03-May-13 Release date: 26-Jun-13

Protein chains

O34840  (CHAA_BACSU) -  Ca(2+)/H(+) antiporter ChaA from Bacillus subtilis (strain 168)

Seq: 351 a.a.

Struc: 320 a.a.*

* PDB and UniProt seqs differ at 2 residue positions (black crosses)

Enzyme reactions

• Enzyme class: E.C.?

DOI no: 10.1073/pnas.1302515110

Proc Natl Acad Sci U S A 110:11367-11372 (2013)

PubMed id: 23798403

Crystal structure of Ca2+/H+ antiporter protein YfkE reveals the mechanisms of Ca2+ efflux and its pH regulation.

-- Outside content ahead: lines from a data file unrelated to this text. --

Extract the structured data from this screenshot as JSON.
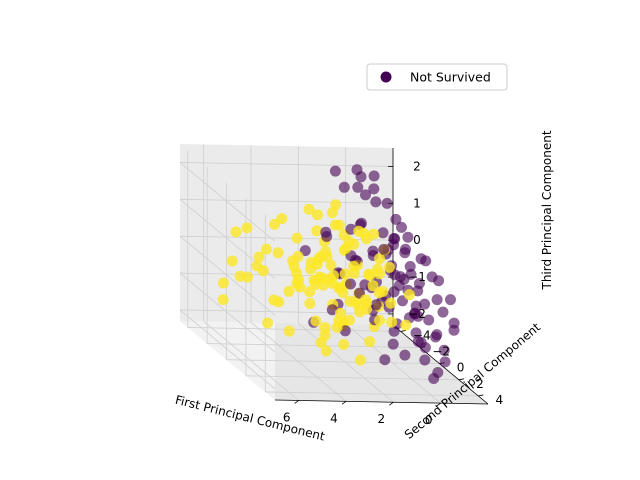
{
  "colors": {
    "not_survived": "#440154",
    "survived": "#fde725",
    "pane_left": "#f2f2f2",
    "pane_right": "#ebebeb",
    "pane_floor": "#e6e6e6",
    "grid": "#cfcfcf"
  },
  "chart_data": {
    "type": "scatter",
    "projection": "3d",
    "title": "",
    "xlabel": "First Principal Component",
    "ylabel": "Second Principal Component",
    "zlabel": "Third Principal Component",
    "xlim": [
      -2,
      7
    ],
    "ylim": [
      -4.8,
      5
    ],
    "zlim": [
      -2.3,
      2.5
    ],
    "x_ticks": [
      6,
      4,
      2,
      0
    ],
    "y_ticks": [
      -4,
      -2,
      0,
      2,
      4
    ],
    "z_ticks": [
      2,
      1,
      0,
      -1,
      -2
    ],
    "grid": true,
    "legend": {
      "placement": "top-right",
      "entries": [
        "Not Survived"
      ]
    },
    "series": [
      {
        "name": "Not Survived",
        "color": "#440154",
        "alpha": 0.6,
        "points": [
          [
            -1.2,
            -2.8,
            0.3
          ],
          [
            -1.0,
            -2.5,
            -0.2
          ],
          [
            -0.8,
            -2.9,
            0.6
          ],
          [
            -1.4,
            -2.2,
            -0.5
          ],
          [
            -1.1,
            -3.1,
            0.1
          ],
          [
            -0.9,
            -2.0,
            -0.8
          ],
          [
            -1.3,
            -1.8,
            0.4
          ],
          [
            -0.7,
            -2.4,
            -1.0
          ],
          [
            -1.5,
            -2.7,
            0.8
          ],
          [
            -1.0,
            -1.6,
            -0.3
          ],
          [
            -0.6,
            -2.1,
            0.2
          ],
          [
            -1.2,
            -1.3,
            -0.6
          ],
          [
            -0.8,
            -1.7,
            0.7
          ],
          [
            -1.4,
            -1.1,
            -1.2
          ],
          [
            -1.1,
            -2.3,
            1.1
          ],
          [
            -0.5,
            -1.4,
            -0.1
          ],
          [
            -0.9,
            -0.9,
            0.5
          ],
          [
            -1.3,
            -0.7,
            -0.9
          ],
          [
            -0.7,
            -1.2,
            -1.5
          ],
          [
            -1.0,
            -0.5,
            0.0
          ],
          [
            -0.4,
            -0.8,
            0.9
          ],
          [
            -1.2,
            -0.3,
            -0.4
          ],
          [
            -0.8,
            -0.1,
            0.3
          ],
          [
            -1.5,
            0.1,
            -1.1
          ],
          [
            -0.6,
            -0.4,
            -0.7
          ],
          [
            -1.1,
            0.3,
            0.6
          ],
          [
            -0.3,
            0.0,
            -0.2
          ],
          [
            -0.9,
            0.5,
            -1.6
          ],
          [
            -1.4,
            0.7,
            0.2
          ],
          [
            -0.5,
            0.4,
            1.2
          ],
          [
            -1.0,
            0.9,
            -0.5
          ],
          [
            -0.7,
            1.1,
            0.1
          ],
          [
            -1.3,
            1.3,
            -1.3
          ],
          [
            -0.4,
            0.8,
            -0.9
          ],
          [
            -0.8,
            1.5,
            0.8
          ],
          [
            -1.2,
            1.7,
            -0.2
          ],
          [
            -0.6,
            1.9,
            -1.8
          ],
          [
            -1.1,
            2.1,
            0.4
          ],
          [
            -0.3,
            1.6,
            -0.6
          ],
          [
            -0.9,
            2.4,
            -1.0
          ],
          [
            -1.4,
            2.6,
            0.0
          ],
          [
            -0.5,
            2.2,
            -1.4
          ],
          [
            -1.0,
            2.8,
            -0.3
          ],
          [
            -0.7,
            3.0,
            -1.9
          ],
          [
            -1.3,
            3.2,
            -0.7
          ],
          [
            -0.2,
            2.5,
            -1.2
          ],
          [
            -0.8,
            3.5,
            -1.5
          ],
          [
            -1.1,
            3.7,
            -0.4
          ],
          [
            -0.4,
            3.3,
            -2.0
          ],
          [
            -0.6,
            3.9,
            -1.1
          ],
          [
            0.2,
            -1.5,
            0.4
          ],
          [
            0.1,
            -0.8,
            -0.8
          ],
          [
            0.4,
            -2.2,
            1.0
          ],
          [
            0.0,
            0.2,
            -1.4
          ],
          [
            0.3,
            1.0,
            0.3
          ],
          [
            0.5,
            -0.4,
            -0.2
          ],
          [
            0.2,
            1.8,
            -1.7
          ],
          [
            0.6,
            0.6,
            0.9
          ],
          [
            0.1,
            2.7,
            -0.9
          ],
          [
            0.4,
            -1.0,
            -1.1
          ],
          [
            0.8,
            0.0,
            0.6
          ],
          [
            0.7,
            1.4,
            -0.5
          ],
          [
            1.0,
            -1.8,
            0.2
          ],
          [
            0.9,
            2.3,
            -1.3
          ],
          [
            1.2,
            0.8,
            -0.1
          ],
          [
            1.1,
            -0.6,
            1.3
          ],
          [
            1.4,
            1.6,
            -0.8
          ],
          [
            1.3,
            -2.4,
            -0.4
          ],
          [
            1.6,
            0.3,
            0.5
          ],
          [
            1.5,
            2.9,
            -1.6
          ],
          [
            1.8,
            -1.2,
            -1.0
          ],
          [
            2.0,
            1.1,
            0.7
          ],
          [
            1.9,
            -0.2,
            -1.5
          ],
          [
            2.2,
            2.0,
            0.0
          ],
          [
            2.4,
            -0.9,
            0.9
          ],
          [
            0.9,
            -3.2,
            -0.6
          ],
          [
            0.3,
            3.4,
            -0.3
          ],
          [
            -0.2,
            -3.3,
            -0.9
          ],
          [
            0.6,
            -2.8,
            0.7
          ],
          [
            1.7,
            2.5,
            -0.2
          ],
          [
            0.0,
            -1.9,
            2.0
          ],
          [
            -0.3,
            -2.6,
            2.2
          ],
          [
            0.2,
            -1.2,
            1.8
          ],
          [
            -0.1,
            -3.0,
            1.6
          ],
          [
            0.5,
            -2.0,
            2.3
          ],
          [
            1.0,
            -2.5,
            1.9
          ],
          [
            0.8,
            -1.6,
            2.1
          ],
          [
            -0.4,
            -1.5,
            1.7
          ],
          [
            1.5,
            -2.2,
            2.4
          ],
          [
            0.3,
            -2.9,
            2.3
          ],
          [
            2.6,
            -0.5,
            1.1
          ],
          [
            2.9,
            0.9,
            -0.7
          ],
          [
            3.1,
            -1.4,
            0.4
          ],
          [
            2.5,
            1.8,
            0.2
          ],
          [
            3.4,
            0.2,
            -1.2
          ]
        ]
      },
      {
        "name": "",
        "color": "#fde725",
        "alpha": 0.8,
        "points": [
          [
            1.2,
            0.5,
            0.2
          ],
          [
            1.5,
            0.2,
            -0.4
          ],
          [
            1.8,
            0.8,
            0.5
          ],
          [
            2.1,
            0.4,
            -0.1
          ],
          [
            2.4,
            1.0,
            0.3
          ],
          [
            1.4,
            -0.5,
            0.0
          ],
          [
            1.7,
            -0.2,
            -0.7
          ],
          [
            2.0,
            0.1,
            0.8
          ],
          [
            2.3,
            -0.6,
            -0.3
          ],
          [
            2.6,
            0.3,
            0.1
          ],
          [
            1.1,
            1.3,
            -0.5
          ],
          [
            1.6,
            1.6,
            0.4
          ],
          [
            1.9,
            1.9,
            -0.2
          ],
          [
            2.2,
            1.4,
            0.6
          ],
          [
            2.5,
            1.7,
            -0.8
          ],
          [
            1.3,
            -1.3,
            0.7
          ],
          [
            1.8,
            -1.0,
            -0.5
          ],
          [
            2.1,
            -1.6,
            0.2
          ],
          [
            2.7,
            -0.9,
            -0.2
          ],
          [
            3.0,
            -0.3,
            0.4
          ],
          [
            2.8,
            0.7,
            -0.6
          ],
          [
            3.1,
            1.2,
            0.2
          ],
          [
            3.3,
            0.0,
            -0.1
          ],
          [
            3.5,
            0.8,
            0.5
          ],
          [
            3.7,
            -0.5,
            -0.4
          ],
          [
            2.9,
            2.0,
            0.0
          ],
          [
            3.2,
            2.3,
            -0.7
          ],
          [
            3.6,
            1.6,
            0.3
          ],
          [
            3.9,
            1.0,
            -0.2
          ],
          [
            4.1,
            0.3,
            0.6
          ],
          [
            0.9,
            0.9,
            0.3
          ],
          [
            1.0,
            -0.2,
            -0.9
          ],
          [
            0.7,
            0.4,
            0.6
          ],
          [
            0.8,
            1.8,
            -0.3
          ],
          [
            1.3,
            2.2,
            0.1
          ],
          [
            1.6,
            2.6,
            -0.6
          ],
          [
            2.0,
            2.9,
            0.4
          ],
          [
            2.4,
            2.5,
            -0.4
          ],
          [
            1.2,
            -2.0,
            0.3
          ],
          [
            1.6,
            -2.4,
            -0.2
          ],
          [
            2.0,
            -2.1,
            0.5
          ],
          [
            2.5,
            -1.8,
            -0.6
          ],
          [
            2.9,
            -1.3,
            0.1
          ],
          [
            3.3,
            -1.8,
            -0.3
          ],
          [
            3.8,
            -1.0,
            0.2
          ],
          [
            4.2,
            -0.4,
            -0.5
          ],
          [
            4.4,
            0.9,
            0.0
          ],
          [
            4.0,
            1.9,
            -0.8
          ],
          [
            3.4,
            2.8,
            0.3
          ],
          [
            2.7,
            3.1,
            -0.1
          ],
          [
            0.5,
            3.0,
            0.2
          ],
          [
            0.6,
            -3.5,
            0.4
          ],
          [
            0.9,
            3.6,
            -0.5
          ],
          [
            1.5,
            -3.2,
            0.0
          ],
          [
            1.9,
            3.3,
            0.3
          ],
          [
            2.3,
            -2.8,
            -0.4
          ],
          [
            2.6,
            3.7,
            0.1
          ],
          [
            3.0,
            -2.5,
            0.5
          ],
          [
            3.5,
            3.2,
            -0.3
          ],
          [
            4.0,
            -2.0,
            0.2
          ],
          [
            4.5,
            2.5,
            -0.2
          ],
          [
            4.7,
            -1.5,
            0.4
          ],
          [
            5.0,
            0.5,
            -0.6
          ],
          [
            4.8,
            1.6,
            0.6
          ],
          [
            5.2,
            -0.6,
            0.0
          ],
          [
            5.5,
            1.2,
            -0.4
          ],
          [
            5.8,
            0.2,
            0.3
          ],
          [
            6.1,
            -0.8,
            -0.2
          ],
          [
            6.4,
            0.7,
            0.1
          ],
          [
            6.6,
            -1.3,
            -0.5
          ],
          [
            5.3,
            2.3,
            -1.0
          ],
          [
            5.7,
            -2.2,
            0.7
          ],
          [
            4.3,
            3.4,
            0.5
          ],
          [
            6.0,
            1.8,
            -0.9
          ],
          [
            6.8,
            0.1,
            0.4
          ],
          [
            1.0,
            0.6,
            -1.2
          ],
          [
            1.4,
            1.1,
            -1.5
          ],
          [
            1.9,
            -0.4,
            -1.3
          ],
          [
            2.3,
            0.6,
            -1.7
          ],
          [
            2.8,
            -0.1,
            -1.4
          ],
          [
            3.2,
            1.0,
            -1.8
          ],
          [
            1.5,
            -1.4,
            -1.6
          ],
          [
            2.0,
            1.6,
            -1.9
          ],
          [
            2.6,
            -1.0,
            -2.0
          ],
          [
            3.0,
            0.4,
            -1.5
          ],
          [
            1.2,
            0.0,
            1.2
          ],
          [
            1.7,
            0.7,
            1.4
          ],
          [
            2.2,
            -0.5,
            1.3
          ],
          [
            2.6,
            0.9,
            1.6
          ],
          [
            3.1,
            -0.2,
            1.2
          ],
          [
            1.4,
            1.5,
            1.5
          ],
          [
            1.9,
            -1.2,
            1.7
          ],
          [
            2.4,
            1.9,
            1.3
          ],
          [
            2.9,
            -1.5,
            1.5
          ],
          [
            3.4,
            0.6,
            1.8
          ],
          [
            0.8,
            -0.7,
            0.9
          ],
          [
            1.1,
            2.4,
            0.8
          ],
          [
            0.6,
            1.4,
            -0.9
          ],
          [
            0.9,
            -1.6,
            -1.0
          ],
          [
            0.4,
            0.2,
            0.8
          ],
          [
            3.6,
            -2.6,
            1.0
          ],
          [
            4.1,
            2.6,
            1.1
          ],
          [
            2.1,
            3.6,
            1.0
          ],
          [
            1.3,
            -3.0,
            1.1
          ],
          [
            4.6,
            -0.9,
            1.2
          ],
          [
            5.4,
            -1.8,
            0.9
          ],
          [
            6.2,
            1.4,
            0.8
          ],
          [
            5.1,
            2.8,
            0.5
          ],
          [
            3.8,
            3.6,
            -0.6
          ],
          [
            6.9,
            -0.6,
            -0.8
          ]
        ]
      }
    ]
  }
}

M.Wu, S.Tong, S.Waltersperger, K.Diederichs, M.Wang, L.Zheng.

ABSTRACT

Ca(2+) efflux by Ca(2+) cation antiporter (CaCA) proteins is important for maintenance of Ca(2+) homeostasis across the cell membrane. Recently, the monomeric structure of the prokaryotic Na(+)/Ca(2+) exchanger (NCX) antiporter NCX_Mj protein from Methanococcus jannaschii shows an outward-facing conformation suggesting a hypothesis of alternating substrate access for Ca(2+) efflux. To demonstrate conformational changes essential for the CaCA mechanism, we present the crystal structure of the Ca(2+)/H(+) antiporter protein YfkE from Bacillus subtilis at 3.1-Å resolution. YfkE forms a homotrimer, confirmed by disulfide crosslinking. The protonated state of YfkE exhibits an inward-facing conformation with a large hydrophilic cavity opening to the cytoplasm in each protomer and ending in the middle of the membrane at the Ca(2+)-binding site. A hydrophobic "seal" closes its periplasmic exit. Four conserved α-repeat helices assemble in an X-like conformation to form a Ca(2+)/H(+) exchange pathway. In the Ca(2+)-binding site, two essential glutamate residues exhibit different conformations compared with their counterparts in NCX_Mj, whereas several amino acid substitutions occlude the Na(+)-binding sites. The structural differences between the inward-facing YfkE and the outward-facing NCX_Mj suggest that the conformational transition is triggered by the rotation of the kink angles of transmembrane helices 2 and 7 and is mediated by large conformational changes in their adjacent transmembrane helices 1 and 6. Our structural and mutational analyses not only establish structural bases for mechanisms of Ca(2+)/H(+) exchange and its pH regulation but also shed light on the evolutionary adaptation to different energy modes in the CaCA protein family.